From the documentation:
The Avro package provides function to_avro to encode a column as binary in Avro format, and from_avro() to decode Avro binary data into a column. Both functions transform one column to another column, and the input/output SQL data type can be a complex type or a primitive type.
The function to_avro acts as replacement for the convertToAvro
method:
import static org.apache.spark.sql.avro.functions.*;
//put the avro schema of the struct column into a string
//in my example I assume that the struct consists of a two fields:
//a long field (s1) and a string field (s2)

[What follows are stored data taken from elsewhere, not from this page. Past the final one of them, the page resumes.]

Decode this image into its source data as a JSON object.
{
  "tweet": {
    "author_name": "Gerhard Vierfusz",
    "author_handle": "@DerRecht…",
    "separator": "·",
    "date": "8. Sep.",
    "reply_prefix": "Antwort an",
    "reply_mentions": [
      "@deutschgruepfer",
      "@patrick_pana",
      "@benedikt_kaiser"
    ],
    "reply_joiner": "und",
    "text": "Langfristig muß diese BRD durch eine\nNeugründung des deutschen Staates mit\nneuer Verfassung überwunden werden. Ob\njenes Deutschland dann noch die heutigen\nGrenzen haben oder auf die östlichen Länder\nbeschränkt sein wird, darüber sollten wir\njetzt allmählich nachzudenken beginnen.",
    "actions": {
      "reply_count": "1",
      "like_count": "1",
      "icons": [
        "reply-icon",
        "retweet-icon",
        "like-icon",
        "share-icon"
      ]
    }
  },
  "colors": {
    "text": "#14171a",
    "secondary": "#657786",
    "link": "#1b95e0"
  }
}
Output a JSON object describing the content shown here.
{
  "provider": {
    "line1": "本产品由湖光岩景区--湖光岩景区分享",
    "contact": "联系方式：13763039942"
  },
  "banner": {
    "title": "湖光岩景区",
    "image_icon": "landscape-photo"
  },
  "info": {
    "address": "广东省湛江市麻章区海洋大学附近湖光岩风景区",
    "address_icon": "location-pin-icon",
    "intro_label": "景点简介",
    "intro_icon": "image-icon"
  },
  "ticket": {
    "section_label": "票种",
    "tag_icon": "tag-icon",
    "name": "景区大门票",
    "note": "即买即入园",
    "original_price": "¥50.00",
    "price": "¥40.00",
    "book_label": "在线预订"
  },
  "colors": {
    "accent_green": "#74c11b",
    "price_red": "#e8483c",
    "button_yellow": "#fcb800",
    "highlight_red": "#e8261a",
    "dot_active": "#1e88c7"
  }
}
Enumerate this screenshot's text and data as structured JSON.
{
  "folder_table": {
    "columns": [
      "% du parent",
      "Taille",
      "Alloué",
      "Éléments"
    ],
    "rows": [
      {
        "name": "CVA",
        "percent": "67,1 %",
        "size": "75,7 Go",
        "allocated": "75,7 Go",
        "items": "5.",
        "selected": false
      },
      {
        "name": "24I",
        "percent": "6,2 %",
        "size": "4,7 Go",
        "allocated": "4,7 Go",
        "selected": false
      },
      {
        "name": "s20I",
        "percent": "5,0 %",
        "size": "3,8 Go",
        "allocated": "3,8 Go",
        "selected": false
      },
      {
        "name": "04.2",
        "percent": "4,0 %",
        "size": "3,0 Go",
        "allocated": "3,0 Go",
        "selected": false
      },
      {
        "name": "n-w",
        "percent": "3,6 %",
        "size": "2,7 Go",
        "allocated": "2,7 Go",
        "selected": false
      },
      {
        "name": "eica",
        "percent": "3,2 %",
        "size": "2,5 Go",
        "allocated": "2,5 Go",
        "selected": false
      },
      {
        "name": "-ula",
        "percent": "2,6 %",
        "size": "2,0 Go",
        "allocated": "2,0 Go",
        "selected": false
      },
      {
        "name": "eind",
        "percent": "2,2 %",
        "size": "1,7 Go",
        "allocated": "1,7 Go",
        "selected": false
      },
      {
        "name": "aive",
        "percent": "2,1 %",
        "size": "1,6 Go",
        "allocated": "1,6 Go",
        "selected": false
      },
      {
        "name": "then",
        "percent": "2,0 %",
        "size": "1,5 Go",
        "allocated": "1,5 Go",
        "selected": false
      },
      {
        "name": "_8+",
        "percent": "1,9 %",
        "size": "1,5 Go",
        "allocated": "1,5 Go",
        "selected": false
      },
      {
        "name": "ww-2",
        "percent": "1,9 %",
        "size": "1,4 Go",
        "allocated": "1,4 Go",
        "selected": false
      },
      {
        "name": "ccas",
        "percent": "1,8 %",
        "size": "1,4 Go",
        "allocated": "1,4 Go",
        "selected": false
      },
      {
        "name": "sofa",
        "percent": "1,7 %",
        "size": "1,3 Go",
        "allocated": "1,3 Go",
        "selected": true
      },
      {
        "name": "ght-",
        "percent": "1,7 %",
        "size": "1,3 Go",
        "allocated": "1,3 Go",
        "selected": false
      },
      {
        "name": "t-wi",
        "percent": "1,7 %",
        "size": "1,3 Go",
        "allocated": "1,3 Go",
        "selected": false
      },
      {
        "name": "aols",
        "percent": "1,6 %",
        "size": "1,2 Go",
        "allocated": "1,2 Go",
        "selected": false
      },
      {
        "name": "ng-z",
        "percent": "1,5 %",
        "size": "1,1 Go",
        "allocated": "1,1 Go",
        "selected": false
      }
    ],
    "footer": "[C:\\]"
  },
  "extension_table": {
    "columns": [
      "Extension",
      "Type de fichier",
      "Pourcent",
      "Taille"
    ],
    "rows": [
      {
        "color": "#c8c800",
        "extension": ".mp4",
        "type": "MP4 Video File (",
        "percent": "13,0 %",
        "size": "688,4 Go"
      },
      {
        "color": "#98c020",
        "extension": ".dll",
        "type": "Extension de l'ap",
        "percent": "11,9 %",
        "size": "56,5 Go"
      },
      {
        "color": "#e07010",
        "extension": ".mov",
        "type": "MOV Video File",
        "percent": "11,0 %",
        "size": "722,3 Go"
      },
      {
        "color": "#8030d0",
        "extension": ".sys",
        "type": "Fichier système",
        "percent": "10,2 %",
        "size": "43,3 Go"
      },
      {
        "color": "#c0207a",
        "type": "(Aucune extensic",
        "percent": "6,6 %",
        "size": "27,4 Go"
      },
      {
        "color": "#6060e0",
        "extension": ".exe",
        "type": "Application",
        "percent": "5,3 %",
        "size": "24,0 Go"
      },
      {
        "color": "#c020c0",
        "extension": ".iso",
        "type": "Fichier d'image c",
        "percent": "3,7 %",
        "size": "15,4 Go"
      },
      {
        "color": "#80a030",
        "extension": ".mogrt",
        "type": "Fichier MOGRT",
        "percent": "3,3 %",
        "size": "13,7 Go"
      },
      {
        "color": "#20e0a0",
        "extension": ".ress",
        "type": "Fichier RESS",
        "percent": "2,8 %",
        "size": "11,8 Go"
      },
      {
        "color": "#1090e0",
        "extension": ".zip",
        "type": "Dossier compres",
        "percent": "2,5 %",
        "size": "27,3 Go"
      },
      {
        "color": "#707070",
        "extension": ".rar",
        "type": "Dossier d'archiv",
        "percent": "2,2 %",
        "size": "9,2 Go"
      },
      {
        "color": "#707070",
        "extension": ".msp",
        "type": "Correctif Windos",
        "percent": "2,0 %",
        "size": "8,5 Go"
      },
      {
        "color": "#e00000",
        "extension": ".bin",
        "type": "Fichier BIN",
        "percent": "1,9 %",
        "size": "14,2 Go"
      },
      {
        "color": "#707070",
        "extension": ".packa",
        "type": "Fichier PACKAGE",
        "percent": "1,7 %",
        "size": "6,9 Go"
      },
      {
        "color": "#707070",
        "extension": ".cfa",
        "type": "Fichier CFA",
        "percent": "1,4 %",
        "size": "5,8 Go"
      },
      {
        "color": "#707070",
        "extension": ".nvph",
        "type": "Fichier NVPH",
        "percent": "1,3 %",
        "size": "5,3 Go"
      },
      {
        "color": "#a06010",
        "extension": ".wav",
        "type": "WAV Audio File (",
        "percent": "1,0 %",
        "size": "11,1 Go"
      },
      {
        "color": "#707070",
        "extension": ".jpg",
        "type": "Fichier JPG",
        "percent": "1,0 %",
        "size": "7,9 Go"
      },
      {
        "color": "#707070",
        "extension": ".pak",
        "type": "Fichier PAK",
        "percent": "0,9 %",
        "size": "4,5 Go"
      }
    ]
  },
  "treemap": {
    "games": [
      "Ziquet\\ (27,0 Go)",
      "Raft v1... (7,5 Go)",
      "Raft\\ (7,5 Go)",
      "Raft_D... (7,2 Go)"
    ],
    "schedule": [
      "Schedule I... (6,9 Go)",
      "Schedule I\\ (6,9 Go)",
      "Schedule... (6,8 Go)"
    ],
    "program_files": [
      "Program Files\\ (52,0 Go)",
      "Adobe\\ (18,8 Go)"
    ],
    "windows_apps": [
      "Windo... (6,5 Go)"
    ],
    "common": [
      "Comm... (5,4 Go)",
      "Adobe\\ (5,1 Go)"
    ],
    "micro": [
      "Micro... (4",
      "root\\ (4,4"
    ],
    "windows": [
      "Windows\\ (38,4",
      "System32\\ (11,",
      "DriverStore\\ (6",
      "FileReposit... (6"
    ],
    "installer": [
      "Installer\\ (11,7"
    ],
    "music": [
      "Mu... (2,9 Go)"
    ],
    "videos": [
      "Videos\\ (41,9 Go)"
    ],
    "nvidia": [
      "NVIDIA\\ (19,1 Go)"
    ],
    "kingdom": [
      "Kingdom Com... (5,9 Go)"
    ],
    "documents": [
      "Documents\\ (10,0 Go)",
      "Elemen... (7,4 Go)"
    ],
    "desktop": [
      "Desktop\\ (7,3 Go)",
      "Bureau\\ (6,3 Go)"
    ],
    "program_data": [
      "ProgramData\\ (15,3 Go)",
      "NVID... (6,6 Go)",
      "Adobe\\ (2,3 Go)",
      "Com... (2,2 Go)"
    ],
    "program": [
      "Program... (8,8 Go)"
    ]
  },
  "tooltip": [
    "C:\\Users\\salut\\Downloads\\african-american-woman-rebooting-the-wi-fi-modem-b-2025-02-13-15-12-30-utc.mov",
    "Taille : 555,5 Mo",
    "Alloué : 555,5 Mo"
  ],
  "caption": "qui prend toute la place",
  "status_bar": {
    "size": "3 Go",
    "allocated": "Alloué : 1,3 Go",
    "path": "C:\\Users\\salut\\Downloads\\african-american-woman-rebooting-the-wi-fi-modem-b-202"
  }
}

String schema = "{\"type\":\"record\",\"name\":\"mystruct\"," +
"\"namespace\":\"topLevelRecord\",\"fields\":[{\"name\":\"s1\"," +
"\"type\":[\"long\",\"null\"]},{\"name\":\"s2\",\"type\":" +
"[\"string\",\"null\"]}]},\"null\"]}";
data = ...
//add an additional column containing the struct as binary column
Dataset<Row> data2 = df.withColumn("to_avro", to_avro(data.col("myStruct"), schema));
df2.printSchema();
df2.show(false);
prints
root
|-- a: string (nullable = true)
|-- b: string (nullable = true)
|-- mystruct: struct (nullable = true)
| |-- s1: long (nullable = true)
| |-- s2: string (nullable = true)
|-- to_avro: binary (nullable = true)
+----+----+----------+----------------------------+
|a |b |mystruct |to_avro |
+----+----+----------+----------------------------+
|foo1|bar1|[1, one] |[00 02 00 06 6F 6E 65] |
|foo2|bar2|[3, three]|[00 06 00 0A 74 68 72 65 65]|
+----+----+----------+----------------------------+
To convert the avro column back, the function from_avro can be used:
Dataset<Row> data3 = data2.withColumn("from_avro", from_avro(data2.col("to_avro"), schema));
df3.printSchema();
df3.show();
Output:
root
|-- a: string (nullable = true)
|-- b: string (nullable = true)
|-- mystruct: struct (nullable = true)
| |-- s1: long (nullable = true)
| |-- s2: string (nullable = true)
|-- to_avro: binary (nullable = true)
|-- from_avro: struct (nullable = true)
| |-- s1: long (nullable = true)
| |-- s2: string (nullable = true)
+----+----+----------+--------------------+----------+
| a| b| mystruct| to_avro| from_avro|
+----+----+----------+--------------------+----------+
|foo1|bar1| [1, one]|[00 02 00 06 6F 6...| [1, one]|
|foo2|bar2|[3, three]|[00 06 00 0A 74 6...|[3, three]|
+----+----+----------+--------------------+----------+
A word about the udf: in the question you performed the transformation to the avro format within the udf. I would prefer to include only the actual business logic in the udf and keep the format transformation outside. This separates the logic and the format transformation. If necessary, you can drop the original column mystruct
after creating the avro column.